I understand some companies just don't have the cash flow to purchase everything they need. Sometimes leasing a big-ticket item is a necessary evil, but sometimes it's just like purchasing a car you can't really afford.

Here's why I don't like leasing technology equipment:

  • At the end of the lease, you are forced to make a decision based on the lease-end date rather than on whether your company needs to return or upgrade equipment. You may have to forgo a project that is more valuable to your company because of a lease deadline. If you don't, you will not be able to avoid the contractually built-in costs of delaying your equipment return or upgrade. The argument that IT departments hang on to equipment too long can't be generalized to all IT departments. The solution may be leadership or process changes. A lease is not a substitute for technology decision-making or project planning.
  • You lose the flexibility to replace early (unless you want to spend double) or retire late. Maybe the equipment is still performing well and your money would be better spent on other projects; maybe your company is having a bad year and you need to cut or delay spending.
  • When you have a fair market value lease, the leaser will often claim the equipment is worth far more than anyone could ever sell it. If you want to purchase at that point you will have to overpay for used equipment or send it back and purchase new equipment (see items 1 and 2 again).
  • You are paying interest and lots of it. No matter how you do the math, you cannot pay less for anything when you pay interest (think of your credit card or your mortgage). Don't forget the salesperson adds a percentage to the lease interest rate to get extra money out of the deal (another hand in your pocket). The Forbes article said a school system paid 97% of the purchase value of its technology equipment, but failed to add the fair market value cost to the purchase, or the income lost from not selling the equipment. Let's assume the product retains 25% of its value at the end of the lease. If the school paid 97% of the value for the lease and decided to keep the equipment, it would probably be a total cost of 125% (lease + FMV payout) of the purchase price. Conversely, if the school decided to purchase the equipment and then sell it at the end of the lease, it would probably pay 75% of the products' value (purchase price minus income from sale). And don't forget if you return it, you still need to buy a replacement device.
  • If at the end of the lease you send equipment back to the leasing company, the company may charge you for things that could arguably be called wear and tear. You often have to pay the shipping back to the leasing company. If you don't have all the manuals and power cords, you're going to pay. Don't have all the original CDs? Cha-ching. I have multiple experiences with different leasing companies where charges were higher than the street value of the product. But since they inflate the fair market value, they argue it is a valid charge. I believe the leasing companies know they are on the wrong side of this argument — if you refuse to pay they will usually meet you halfway with no resistance.
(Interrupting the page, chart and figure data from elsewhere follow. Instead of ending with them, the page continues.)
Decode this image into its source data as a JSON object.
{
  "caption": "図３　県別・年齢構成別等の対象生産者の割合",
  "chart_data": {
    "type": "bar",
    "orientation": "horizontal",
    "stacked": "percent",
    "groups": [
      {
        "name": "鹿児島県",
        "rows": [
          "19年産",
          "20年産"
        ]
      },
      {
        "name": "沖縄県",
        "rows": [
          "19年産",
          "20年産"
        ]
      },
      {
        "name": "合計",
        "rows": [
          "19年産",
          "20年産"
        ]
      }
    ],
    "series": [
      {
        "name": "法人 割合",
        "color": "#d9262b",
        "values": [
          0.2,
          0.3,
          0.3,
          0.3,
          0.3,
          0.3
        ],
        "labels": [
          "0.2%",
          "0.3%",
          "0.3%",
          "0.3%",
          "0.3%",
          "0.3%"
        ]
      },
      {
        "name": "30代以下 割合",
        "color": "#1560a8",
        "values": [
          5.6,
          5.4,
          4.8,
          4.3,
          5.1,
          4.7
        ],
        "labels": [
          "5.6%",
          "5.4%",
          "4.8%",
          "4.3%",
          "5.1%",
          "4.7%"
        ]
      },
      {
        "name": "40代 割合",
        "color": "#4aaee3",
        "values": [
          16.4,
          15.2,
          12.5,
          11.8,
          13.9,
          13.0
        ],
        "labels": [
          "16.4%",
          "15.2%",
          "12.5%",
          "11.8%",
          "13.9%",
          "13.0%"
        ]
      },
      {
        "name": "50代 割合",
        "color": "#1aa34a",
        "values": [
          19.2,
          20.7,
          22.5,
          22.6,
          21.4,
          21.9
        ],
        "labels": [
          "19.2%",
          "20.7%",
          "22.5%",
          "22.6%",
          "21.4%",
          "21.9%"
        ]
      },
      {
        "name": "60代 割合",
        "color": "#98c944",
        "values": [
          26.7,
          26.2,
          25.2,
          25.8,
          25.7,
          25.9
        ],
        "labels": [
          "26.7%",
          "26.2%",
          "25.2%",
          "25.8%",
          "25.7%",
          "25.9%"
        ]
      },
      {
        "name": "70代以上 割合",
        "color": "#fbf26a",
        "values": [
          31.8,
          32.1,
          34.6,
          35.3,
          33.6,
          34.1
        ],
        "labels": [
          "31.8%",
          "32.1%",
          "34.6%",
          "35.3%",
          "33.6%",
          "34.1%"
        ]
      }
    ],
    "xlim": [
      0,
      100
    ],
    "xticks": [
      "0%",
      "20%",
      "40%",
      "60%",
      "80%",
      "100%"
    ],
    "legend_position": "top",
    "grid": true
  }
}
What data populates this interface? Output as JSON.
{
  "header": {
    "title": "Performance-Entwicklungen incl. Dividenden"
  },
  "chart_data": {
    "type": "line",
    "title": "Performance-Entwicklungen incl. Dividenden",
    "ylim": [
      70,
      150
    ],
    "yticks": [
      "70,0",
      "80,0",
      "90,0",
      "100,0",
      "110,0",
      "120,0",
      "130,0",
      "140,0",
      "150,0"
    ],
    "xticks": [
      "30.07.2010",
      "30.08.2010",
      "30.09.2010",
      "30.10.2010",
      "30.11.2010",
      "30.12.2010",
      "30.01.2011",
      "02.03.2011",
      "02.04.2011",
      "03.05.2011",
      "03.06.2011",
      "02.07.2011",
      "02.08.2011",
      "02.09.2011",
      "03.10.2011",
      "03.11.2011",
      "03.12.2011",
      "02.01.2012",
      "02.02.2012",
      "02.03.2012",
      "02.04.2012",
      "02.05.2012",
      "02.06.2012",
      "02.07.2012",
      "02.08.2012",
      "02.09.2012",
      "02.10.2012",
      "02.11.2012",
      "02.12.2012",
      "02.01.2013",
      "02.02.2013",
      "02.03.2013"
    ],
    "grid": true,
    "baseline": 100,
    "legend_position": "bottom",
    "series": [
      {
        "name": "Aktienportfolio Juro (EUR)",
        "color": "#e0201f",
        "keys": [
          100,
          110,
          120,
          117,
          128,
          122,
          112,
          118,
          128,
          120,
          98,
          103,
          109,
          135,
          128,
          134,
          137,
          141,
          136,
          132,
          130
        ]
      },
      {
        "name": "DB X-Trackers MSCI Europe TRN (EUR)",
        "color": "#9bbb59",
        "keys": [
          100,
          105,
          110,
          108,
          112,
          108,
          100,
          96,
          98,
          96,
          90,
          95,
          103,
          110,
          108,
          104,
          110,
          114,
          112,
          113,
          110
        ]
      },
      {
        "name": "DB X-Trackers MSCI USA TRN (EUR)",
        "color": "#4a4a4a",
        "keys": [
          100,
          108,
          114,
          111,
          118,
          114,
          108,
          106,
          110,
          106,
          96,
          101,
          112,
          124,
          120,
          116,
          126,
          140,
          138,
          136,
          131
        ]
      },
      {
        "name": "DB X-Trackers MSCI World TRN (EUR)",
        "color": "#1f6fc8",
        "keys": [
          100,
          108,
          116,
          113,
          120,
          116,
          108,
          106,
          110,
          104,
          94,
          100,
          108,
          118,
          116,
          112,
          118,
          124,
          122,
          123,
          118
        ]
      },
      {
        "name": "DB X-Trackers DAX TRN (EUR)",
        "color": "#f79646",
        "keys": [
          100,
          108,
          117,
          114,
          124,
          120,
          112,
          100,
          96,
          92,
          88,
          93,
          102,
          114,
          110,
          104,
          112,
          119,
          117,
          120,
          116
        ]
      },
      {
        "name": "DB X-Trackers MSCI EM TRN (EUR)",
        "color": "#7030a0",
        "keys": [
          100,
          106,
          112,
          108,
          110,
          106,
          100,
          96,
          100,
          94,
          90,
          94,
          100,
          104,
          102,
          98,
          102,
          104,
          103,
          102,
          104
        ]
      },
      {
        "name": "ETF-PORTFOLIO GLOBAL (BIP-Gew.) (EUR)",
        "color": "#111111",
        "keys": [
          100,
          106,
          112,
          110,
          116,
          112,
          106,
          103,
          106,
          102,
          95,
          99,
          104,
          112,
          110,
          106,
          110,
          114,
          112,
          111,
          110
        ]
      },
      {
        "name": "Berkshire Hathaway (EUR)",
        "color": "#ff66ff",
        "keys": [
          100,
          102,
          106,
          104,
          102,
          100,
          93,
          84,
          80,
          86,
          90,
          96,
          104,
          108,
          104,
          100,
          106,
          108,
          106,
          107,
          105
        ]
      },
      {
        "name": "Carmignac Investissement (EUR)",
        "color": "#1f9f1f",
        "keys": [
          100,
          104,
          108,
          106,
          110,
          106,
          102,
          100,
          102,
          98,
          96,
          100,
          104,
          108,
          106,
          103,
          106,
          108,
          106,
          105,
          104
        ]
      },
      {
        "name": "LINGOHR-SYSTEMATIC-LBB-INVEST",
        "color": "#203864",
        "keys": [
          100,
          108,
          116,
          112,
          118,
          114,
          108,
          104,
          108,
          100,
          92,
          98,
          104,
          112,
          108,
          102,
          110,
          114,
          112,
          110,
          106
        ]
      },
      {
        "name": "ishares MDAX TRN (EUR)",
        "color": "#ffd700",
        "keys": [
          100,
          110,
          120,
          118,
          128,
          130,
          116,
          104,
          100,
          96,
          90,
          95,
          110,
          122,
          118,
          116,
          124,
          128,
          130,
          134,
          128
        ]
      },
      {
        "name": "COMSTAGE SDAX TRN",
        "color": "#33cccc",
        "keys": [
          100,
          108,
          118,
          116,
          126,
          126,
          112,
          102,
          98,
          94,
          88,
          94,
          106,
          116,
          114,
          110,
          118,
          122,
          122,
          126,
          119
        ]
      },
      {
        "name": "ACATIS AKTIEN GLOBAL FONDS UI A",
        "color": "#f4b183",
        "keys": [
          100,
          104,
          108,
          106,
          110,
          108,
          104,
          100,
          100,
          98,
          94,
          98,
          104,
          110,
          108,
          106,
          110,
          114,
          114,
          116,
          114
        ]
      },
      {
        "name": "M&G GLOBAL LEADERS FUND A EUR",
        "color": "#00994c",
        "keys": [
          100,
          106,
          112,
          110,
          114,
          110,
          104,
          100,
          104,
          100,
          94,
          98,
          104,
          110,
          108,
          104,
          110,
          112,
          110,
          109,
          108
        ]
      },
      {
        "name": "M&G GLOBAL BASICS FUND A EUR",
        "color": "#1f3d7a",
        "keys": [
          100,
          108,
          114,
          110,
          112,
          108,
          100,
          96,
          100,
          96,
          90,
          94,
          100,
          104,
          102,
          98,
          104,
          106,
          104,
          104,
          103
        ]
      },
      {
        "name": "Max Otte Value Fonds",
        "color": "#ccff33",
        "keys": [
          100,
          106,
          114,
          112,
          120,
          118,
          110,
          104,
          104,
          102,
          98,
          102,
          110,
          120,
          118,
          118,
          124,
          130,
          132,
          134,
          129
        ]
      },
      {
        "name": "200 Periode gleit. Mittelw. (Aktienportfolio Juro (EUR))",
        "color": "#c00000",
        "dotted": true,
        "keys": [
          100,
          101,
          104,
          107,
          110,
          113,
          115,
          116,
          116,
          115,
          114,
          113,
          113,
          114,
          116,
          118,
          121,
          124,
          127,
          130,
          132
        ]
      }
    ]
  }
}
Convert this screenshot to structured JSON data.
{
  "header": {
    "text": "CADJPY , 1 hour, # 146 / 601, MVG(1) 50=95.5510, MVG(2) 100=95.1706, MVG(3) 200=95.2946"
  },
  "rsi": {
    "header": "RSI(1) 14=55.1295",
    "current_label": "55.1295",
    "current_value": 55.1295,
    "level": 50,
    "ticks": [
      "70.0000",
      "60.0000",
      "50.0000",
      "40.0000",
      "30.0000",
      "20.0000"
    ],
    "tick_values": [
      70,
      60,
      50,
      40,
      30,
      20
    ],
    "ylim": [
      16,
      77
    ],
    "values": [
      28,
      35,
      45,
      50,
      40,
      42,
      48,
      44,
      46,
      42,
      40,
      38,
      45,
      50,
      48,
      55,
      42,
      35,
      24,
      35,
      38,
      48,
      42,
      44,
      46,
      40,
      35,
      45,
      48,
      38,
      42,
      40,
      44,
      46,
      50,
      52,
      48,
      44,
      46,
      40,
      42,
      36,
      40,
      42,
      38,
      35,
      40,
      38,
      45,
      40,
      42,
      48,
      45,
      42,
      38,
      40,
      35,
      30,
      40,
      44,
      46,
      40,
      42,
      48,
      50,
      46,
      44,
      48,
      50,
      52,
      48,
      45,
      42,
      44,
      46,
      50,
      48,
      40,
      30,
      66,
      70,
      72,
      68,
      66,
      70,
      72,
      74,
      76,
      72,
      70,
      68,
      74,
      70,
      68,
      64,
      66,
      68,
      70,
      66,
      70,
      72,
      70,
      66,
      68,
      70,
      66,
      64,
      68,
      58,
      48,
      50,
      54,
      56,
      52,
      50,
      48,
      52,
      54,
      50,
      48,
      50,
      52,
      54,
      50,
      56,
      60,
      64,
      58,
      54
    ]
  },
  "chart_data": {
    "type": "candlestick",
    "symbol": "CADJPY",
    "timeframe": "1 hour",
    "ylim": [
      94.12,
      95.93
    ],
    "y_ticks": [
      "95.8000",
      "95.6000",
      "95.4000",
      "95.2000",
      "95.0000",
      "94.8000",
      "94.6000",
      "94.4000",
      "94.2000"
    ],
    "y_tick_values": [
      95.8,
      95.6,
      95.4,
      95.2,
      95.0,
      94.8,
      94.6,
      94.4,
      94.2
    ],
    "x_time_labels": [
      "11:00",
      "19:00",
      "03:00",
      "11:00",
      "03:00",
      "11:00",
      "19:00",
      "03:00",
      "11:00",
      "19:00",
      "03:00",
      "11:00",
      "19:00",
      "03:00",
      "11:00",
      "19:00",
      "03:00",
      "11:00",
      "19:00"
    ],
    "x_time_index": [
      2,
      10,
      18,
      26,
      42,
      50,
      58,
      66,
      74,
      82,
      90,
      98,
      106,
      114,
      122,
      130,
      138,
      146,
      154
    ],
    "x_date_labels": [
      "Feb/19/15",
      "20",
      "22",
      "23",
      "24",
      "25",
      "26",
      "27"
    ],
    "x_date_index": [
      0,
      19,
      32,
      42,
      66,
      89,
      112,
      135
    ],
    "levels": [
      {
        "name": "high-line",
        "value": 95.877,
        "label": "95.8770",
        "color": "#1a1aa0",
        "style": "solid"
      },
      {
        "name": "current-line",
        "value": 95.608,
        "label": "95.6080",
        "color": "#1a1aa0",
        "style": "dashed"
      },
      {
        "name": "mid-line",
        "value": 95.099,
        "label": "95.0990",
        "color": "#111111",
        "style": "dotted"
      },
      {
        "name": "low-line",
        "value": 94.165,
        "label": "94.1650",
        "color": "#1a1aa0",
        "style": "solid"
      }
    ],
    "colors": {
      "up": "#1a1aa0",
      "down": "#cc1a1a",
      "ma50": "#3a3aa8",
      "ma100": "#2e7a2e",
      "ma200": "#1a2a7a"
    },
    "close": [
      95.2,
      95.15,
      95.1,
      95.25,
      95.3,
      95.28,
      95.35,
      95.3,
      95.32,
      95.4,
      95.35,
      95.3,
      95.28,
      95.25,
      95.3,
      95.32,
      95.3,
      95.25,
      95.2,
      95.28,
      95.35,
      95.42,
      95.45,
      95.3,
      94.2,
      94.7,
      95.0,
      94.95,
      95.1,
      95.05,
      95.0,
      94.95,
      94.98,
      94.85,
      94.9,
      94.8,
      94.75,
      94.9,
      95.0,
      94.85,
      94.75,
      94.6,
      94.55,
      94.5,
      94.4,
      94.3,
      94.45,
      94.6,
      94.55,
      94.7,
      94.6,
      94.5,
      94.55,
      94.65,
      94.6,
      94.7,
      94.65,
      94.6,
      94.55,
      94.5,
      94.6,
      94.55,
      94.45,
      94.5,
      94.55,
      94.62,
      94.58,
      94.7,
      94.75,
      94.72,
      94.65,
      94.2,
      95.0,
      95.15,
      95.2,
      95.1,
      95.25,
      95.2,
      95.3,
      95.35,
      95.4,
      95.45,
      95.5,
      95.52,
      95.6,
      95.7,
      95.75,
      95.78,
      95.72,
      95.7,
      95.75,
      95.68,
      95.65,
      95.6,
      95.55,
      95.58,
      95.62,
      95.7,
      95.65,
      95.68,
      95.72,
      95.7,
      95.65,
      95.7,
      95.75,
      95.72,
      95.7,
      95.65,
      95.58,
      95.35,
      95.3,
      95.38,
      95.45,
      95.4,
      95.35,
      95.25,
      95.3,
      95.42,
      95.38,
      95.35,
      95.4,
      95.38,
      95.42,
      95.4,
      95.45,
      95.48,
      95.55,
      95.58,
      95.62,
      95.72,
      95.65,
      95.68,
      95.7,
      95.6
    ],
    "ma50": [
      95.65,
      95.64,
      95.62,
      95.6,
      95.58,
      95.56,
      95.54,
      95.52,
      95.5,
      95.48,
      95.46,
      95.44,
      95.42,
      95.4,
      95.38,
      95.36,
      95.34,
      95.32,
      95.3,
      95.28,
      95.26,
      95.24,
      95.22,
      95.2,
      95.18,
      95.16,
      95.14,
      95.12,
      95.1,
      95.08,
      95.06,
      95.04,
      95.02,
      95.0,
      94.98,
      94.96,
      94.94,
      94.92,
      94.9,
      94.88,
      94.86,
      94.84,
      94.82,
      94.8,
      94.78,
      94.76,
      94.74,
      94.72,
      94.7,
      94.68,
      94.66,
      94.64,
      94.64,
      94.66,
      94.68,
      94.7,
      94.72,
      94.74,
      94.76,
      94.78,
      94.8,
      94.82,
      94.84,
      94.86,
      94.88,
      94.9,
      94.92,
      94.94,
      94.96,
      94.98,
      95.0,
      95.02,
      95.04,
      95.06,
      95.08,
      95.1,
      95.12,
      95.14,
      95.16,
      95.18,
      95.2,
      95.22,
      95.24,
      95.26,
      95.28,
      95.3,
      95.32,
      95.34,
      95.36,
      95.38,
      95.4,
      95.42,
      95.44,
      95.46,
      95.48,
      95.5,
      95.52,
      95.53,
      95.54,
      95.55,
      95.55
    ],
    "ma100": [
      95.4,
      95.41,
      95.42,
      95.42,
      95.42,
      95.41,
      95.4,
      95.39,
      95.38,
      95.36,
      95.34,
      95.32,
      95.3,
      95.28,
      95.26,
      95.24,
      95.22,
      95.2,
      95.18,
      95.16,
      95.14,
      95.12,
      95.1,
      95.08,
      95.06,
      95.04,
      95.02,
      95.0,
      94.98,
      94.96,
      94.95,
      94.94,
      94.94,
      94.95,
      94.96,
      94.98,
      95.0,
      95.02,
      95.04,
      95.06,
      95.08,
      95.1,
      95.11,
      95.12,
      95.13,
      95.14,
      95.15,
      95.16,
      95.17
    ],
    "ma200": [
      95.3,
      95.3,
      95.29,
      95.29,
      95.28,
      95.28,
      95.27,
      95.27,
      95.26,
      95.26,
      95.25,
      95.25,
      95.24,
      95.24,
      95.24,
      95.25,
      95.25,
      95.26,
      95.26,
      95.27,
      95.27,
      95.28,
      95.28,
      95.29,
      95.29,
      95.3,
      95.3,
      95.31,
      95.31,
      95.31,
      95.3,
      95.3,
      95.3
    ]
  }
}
  • The dangers of evergreen. Need I say more? I have seen leases accidentally evergreen because after three years someone forgot to send a letter to a leasing company on time and is now stuck paying for the equipment again. I recommend refusing to sign any contract with an evergreen clause. Cross it out and send it back.
  • Who said only the leasing company can sell off old equipment? We sell all of our old technology when we purchase new technology. Twenty-five percent of the cost of the laptops at our firm are paid with the money collected when we sell our old laptops. Our employees also like being able to purchase used laptops at very low prices for personal use. My experience has been that it takes about the same amount of time and effort to return equipment to a leasing company as it does to sell it internally. Once you do it a few times, it becomes routine and it makes your employees happy.